Hmm... Well n=44 is the correct number of haploid chromosomes (22 diploid samples), at least in the file you sent me. The two contigs showing n=22 is what I will need to look at. I'm assuming these are hemizygous sex chromosomes? Can you check to see how these samples are encoded? Looking at the VCFv4.2 specification, I'm not seeing any standard for encoding hemizygous chromosomes. I believe ReLERNN should be able to handle them as if they were autosomes with missing data if they are encoded (1/.), but I will need to double check this. Currently, the best thing to do might be to remove them from the original VCF file and run them separately.

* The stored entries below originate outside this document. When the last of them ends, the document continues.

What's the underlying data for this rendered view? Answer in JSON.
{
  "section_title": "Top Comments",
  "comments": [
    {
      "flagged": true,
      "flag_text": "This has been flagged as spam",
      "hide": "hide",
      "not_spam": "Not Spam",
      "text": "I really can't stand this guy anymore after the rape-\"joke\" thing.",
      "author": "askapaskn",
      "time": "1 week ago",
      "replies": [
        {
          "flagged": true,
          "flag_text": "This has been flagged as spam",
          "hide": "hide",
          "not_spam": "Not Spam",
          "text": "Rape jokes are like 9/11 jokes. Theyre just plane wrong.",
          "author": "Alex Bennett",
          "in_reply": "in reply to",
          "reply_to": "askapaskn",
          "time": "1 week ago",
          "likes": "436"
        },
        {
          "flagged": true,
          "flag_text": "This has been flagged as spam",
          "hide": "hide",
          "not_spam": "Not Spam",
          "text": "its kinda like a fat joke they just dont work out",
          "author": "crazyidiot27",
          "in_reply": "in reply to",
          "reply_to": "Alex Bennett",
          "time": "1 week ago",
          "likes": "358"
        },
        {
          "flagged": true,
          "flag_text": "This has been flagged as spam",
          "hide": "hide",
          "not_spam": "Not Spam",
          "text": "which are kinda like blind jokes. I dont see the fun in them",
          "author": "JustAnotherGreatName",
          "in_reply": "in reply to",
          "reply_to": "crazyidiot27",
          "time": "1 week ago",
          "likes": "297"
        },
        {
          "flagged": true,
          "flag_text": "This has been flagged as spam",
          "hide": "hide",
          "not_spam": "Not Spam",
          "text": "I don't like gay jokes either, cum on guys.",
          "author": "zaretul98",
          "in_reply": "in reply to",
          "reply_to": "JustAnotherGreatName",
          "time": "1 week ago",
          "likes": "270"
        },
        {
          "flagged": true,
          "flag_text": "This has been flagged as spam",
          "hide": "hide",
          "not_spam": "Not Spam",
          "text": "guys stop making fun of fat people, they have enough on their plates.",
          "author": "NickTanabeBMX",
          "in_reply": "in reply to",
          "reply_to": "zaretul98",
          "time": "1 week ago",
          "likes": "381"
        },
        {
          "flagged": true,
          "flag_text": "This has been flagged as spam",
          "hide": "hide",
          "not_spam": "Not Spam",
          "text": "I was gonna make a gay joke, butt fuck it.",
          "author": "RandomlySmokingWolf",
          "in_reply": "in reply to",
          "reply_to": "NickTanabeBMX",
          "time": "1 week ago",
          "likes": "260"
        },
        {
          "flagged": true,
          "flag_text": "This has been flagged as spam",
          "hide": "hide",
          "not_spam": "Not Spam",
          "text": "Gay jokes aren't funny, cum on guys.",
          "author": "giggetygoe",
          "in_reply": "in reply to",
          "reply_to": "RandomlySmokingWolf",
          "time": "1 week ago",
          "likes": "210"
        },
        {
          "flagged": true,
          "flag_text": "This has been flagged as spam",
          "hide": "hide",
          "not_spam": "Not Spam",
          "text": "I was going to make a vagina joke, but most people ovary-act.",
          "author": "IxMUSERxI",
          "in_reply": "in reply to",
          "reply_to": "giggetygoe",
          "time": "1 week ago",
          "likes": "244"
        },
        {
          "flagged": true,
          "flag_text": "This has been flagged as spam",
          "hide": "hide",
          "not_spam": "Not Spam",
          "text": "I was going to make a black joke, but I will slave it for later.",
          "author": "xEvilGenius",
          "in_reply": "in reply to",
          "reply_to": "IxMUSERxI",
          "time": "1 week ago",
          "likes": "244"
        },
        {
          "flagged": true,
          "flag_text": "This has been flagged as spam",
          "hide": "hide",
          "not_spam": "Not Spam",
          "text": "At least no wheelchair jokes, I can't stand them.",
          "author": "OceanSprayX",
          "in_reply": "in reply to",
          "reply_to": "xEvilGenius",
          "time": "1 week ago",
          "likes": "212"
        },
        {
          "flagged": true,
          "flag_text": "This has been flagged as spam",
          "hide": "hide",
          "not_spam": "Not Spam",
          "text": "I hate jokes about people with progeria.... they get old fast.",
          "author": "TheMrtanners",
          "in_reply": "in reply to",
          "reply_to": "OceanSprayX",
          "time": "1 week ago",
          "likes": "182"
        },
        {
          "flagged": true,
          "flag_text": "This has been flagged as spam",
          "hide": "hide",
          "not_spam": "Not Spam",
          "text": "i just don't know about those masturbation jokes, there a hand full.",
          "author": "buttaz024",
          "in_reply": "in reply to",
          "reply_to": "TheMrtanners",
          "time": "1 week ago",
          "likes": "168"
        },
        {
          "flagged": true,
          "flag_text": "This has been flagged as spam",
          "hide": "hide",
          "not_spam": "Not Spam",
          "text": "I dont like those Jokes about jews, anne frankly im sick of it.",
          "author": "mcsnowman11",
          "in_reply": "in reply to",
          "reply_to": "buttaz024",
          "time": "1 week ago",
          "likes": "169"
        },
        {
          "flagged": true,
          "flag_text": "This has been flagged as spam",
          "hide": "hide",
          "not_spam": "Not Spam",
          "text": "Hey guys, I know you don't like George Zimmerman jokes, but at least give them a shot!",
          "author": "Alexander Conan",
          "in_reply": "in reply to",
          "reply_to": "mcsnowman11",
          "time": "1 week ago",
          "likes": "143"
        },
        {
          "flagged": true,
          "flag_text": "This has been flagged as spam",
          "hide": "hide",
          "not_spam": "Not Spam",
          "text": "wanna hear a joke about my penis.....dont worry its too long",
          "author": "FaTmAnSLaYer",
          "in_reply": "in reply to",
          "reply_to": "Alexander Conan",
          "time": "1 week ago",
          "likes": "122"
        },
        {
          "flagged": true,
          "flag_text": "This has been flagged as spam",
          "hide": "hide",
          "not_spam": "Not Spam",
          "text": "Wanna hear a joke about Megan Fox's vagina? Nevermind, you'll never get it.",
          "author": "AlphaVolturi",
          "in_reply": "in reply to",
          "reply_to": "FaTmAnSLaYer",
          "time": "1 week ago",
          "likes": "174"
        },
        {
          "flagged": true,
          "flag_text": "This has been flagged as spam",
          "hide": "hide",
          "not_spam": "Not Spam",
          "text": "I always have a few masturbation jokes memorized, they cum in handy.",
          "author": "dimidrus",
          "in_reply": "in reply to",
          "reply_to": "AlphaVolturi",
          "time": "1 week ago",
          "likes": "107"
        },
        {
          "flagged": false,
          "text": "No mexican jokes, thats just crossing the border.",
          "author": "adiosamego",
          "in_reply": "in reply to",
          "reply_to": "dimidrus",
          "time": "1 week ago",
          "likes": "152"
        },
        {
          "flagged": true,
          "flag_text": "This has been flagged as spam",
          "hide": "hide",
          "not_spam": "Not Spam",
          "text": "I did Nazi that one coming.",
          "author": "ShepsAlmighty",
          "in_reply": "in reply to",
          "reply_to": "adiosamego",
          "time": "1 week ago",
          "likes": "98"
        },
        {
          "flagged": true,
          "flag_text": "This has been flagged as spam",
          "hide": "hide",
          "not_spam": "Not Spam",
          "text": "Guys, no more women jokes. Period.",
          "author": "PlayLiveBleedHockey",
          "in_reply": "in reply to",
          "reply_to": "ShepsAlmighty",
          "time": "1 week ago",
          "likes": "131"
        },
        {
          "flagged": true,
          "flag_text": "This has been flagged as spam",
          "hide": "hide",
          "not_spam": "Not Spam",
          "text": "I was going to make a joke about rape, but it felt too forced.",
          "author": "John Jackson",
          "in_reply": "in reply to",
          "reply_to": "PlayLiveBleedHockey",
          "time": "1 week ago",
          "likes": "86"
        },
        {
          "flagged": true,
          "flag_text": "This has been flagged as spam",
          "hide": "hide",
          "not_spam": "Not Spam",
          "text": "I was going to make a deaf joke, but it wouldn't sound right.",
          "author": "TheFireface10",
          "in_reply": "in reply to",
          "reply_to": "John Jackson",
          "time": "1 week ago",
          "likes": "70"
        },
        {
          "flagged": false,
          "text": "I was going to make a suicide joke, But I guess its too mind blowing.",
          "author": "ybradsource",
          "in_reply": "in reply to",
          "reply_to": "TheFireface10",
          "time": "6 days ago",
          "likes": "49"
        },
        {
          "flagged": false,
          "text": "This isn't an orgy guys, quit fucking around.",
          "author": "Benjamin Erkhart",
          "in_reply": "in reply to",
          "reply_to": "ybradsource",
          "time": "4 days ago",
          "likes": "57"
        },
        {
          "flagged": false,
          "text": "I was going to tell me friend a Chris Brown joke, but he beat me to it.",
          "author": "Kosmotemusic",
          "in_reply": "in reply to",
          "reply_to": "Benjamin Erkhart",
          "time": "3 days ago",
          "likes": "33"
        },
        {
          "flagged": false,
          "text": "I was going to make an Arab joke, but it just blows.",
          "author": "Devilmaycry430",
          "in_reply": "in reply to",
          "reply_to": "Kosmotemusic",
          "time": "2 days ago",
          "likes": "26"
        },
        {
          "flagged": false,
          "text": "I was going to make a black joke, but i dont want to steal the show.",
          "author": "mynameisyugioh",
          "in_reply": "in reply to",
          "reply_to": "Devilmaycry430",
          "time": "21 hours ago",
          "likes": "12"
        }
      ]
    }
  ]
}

Could you send me some lines from at least one of the chromosomes that is reporting n=22 in windowSizes.txt? Thanks again, and sorry for the hassle!

jradrion · 2019-12-10T18:35:12Z

Just got your files! I'll post a resolution as soon as I have one. Thanks!

jradrion · 2019-12-12T19:47:50Z

OK, I was able to run ReLERNN successfully on my end with the updated files I sent you. Please let me know if you are still getting errors. Thanks for your patience!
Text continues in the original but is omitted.